Orali Maturità rinviati in Francia per troppo caldo: cosa succede
La Francia prende una decisione drastica per contrastare i disagi dovuti all'ondata di caldo: migliaia di scuole chiuse ed esami di Maturità rinviati
Anche in Francia è arrivata l’emergenza caldo e non si è fatta attendere la decisione del ministro dell’Istruzione, Édouard Geffray: più di 1.300 scuole sono state chiuse da lunedì 22 giugno a causa dell’ondata di caldo torrido che sta interessando il Paese, con temperature eccezionalmente elevate registrate in numerose regioni, mentre più di 4.000 stanno modificando gli orari delle lezioni per adattarsi alle temperature elevate. Una decisione importante, inoltre, è stata presa in merito ai Baccalauréat, equivalenti ai nostri esami di Maturità, che per numerosi alunni verranno rinviati.
- Orali rinviati e scuole chiuse in Francia: cosa sta succedendo
- Stop agli esami di Maturità dopo le 12 in Francia
Orali rinviati e scuole chiuse in Francia: cosa sta succedendo
Se gli alunni italiani si stanno già godendo le vacanze estive (salvo coloro che devono affrontare gli esami di terza media e di Maturità), in Francia gli studenti e le studentesse sono ancora alle prese con le lezioni: le scuole francesi, infatti, chiudono per le vacanze estive sabato 4 luglio 2026 in tutta la nazione.
Migliaia di scuole francesi, però, stanno chiudendo o modificando gli orari per far fronte all’estrema ondata di caldo: 1.352 scuole sono chiuse e altre 4.042 hanno adottato misure di adattamento, modificando gli orari delle lezioni. A renderlo noto è stato il ministro dell’Istruzione, Édouard Geffray, nel corso di una conferenza stampa tenutasi a Parigi il 22 giugno.
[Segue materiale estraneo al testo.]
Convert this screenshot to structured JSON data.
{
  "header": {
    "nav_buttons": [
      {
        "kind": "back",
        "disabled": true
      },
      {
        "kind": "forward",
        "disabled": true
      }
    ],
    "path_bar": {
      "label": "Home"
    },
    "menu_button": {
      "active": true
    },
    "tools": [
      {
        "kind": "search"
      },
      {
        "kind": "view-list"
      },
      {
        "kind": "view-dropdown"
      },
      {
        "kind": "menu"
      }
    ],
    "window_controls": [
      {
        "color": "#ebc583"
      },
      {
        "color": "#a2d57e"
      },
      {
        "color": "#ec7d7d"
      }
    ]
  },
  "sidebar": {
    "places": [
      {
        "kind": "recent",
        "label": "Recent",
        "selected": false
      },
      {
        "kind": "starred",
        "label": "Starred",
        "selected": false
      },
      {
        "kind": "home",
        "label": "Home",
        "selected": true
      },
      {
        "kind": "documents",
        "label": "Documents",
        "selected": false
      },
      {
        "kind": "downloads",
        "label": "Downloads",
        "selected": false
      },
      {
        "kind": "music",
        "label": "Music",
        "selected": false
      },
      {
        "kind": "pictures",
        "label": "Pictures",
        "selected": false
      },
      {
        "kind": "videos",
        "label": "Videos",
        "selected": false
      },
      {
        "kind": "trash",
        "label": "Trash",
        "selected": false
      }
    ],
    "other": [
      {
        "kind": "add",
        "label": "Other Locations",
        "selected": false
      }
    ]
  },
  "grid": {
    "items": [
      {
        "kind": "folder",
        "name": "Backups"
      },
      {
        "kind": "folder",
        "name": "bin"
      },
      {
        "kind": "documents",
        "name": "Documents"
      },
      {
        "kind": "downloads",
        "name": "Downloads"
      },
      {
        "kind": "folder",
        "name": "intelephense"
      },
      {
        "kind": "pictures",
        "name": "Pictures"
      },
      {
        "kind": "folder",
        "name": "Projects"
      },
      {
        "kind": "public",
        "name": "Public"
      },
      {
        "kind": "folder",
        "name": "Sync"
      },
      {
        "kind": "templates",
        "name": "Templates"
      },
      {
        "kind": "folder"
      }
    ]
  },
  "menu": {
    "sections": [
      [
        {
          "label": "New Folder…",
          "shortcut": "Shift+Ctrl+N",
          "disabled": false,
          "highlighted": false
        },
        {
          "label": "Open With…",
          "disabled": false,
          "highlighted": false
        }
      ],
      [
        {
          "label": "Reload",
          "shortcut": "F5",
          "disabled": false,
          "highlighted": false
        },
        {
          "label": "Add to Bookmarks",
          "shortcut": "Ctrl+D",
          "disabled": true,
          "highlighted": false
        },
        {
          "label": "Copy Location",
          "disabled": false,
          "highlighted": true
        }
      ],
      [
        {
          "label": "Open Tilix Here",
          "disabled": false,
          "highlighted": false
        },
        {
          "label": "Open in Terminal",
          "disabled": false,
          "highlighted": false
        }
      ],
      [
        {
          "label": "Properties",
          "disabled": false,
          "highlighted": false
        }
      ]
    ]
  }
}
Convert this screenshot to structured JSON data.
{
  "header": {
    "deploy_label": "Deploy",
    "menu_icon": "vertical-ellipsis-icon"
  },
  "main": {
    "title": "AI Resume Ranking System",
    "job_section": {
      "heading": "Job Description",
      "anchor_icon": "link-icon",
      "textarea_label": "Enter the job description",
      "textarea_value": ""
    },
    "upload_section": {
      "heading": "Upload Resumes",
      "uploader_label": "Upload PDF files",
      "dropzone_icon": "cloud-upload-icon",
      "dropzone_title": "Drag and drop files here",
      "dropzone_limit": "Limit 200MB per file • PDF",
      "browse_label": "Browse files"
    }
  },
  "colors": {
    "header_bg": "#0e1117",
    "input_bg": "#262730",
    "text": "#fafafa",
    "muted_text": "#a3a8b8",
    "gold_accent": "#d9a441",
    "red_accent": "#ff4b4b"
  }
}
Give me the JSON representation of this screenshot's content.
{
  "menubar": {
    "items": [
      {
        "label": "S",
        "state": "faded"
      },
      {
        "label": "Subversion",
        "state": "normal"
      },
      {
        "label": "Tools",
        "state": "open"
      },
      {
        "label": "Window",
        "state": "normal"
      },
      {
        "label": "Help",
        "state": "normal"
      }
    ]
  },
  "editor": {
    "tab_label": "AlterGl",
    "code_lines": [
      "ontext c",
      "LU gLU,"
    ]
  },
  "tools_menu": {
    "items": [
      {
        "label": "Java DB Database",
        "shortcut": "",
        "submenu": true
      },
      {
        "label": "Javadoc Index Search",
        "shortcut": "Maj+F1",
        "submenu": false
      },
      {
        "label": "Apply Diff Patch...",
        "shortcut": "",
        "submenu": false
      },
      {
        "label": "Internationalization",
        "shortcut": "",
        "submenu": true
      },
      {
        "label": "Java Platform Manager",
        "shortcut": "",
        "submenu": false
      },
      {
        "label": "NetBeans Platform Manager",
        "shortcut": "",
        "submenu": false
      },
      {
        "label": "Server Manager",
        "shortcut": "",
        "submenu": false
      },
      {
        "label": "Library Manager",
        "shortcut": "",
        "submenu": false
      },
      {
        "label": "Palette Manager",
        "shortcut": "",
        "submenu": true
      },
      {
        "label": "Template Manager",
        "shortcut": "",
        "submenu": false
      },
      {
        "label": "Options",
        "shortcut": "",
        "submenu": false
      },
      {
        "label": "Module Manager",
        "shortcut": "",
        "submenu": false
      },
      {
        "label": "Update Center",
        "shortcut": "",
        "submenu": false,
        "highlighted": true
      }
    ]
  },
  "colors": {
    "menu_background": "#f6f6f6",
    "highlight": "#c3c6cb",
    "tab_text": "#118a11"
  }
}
In merito agli esami di Maturità, in particolare, il titolare del dicastero ha assicurato che la maggior parte dei candidati potrà sostenere la prova orale secondo il calendario previsto, ma una parte di loro verrà invece convocata in date diverse rispetto a quelle stabilite inizialmente: sono in particolare 5.233 gli studenti e le studentesse coinvolte in questo rinvio, che consentirà loro di affrontare l’esame in mattinata, evitando le ore più afose della giornata.
Le attività didattiche, inoltre, vengono ora concentrate nelle prime ore del mattino, mentre si privilegiano le aule dotate di aria condizionata per garantire condizioni più sopportabili a studenti e personale scolastico.
Stop agli esami di Maturità dopo le 12 in Francia
Una misura per contenere le difficoltà legate al calore eccessivo era già stata adottata la settimana precedente, con il dicastero che ha vietato lo "svolgimento di esami pomeridiani", perché il rischio è che le ondate di calore possano compromettere le performance dei maturandi.
Per questo motivo la Francia aveva già deciso che non si sarebbero svolti esami dopo le ore 12, per venire incontro alle esigenze di ragazzi e ragazze che con il caldo non avrebbero potuto affrontare serenamente il Baccalauréat, l’esame dell’ultimo anno delle superiori. Tale decisione è stata presa sia per le scuole superiori, sia per le medie francesi.
"Non possiamo più permetterci di fare esami oggi, a maggio o giugno, che si svolgano dalle 14 alle 18, è semplicemente impossibile", ha dichiarato il ministro, suggerendo di programmare le sessioni fra "le 8 e le 12: se si arieggiano le stanze e si lavora per mantenerle al fresco si può fare tutto in mattinata".
La decisione è stata presa a seguito delle proteste di famiglie e sindacati, che chiedevano provvedimenti urgenti. La Federazione dei Consigli dei Genitori (FCPE), infatti, aveva richiesto "immediate misure preventive" da poter adottare nei periodi in cui le temperature si fanno troppo elevate.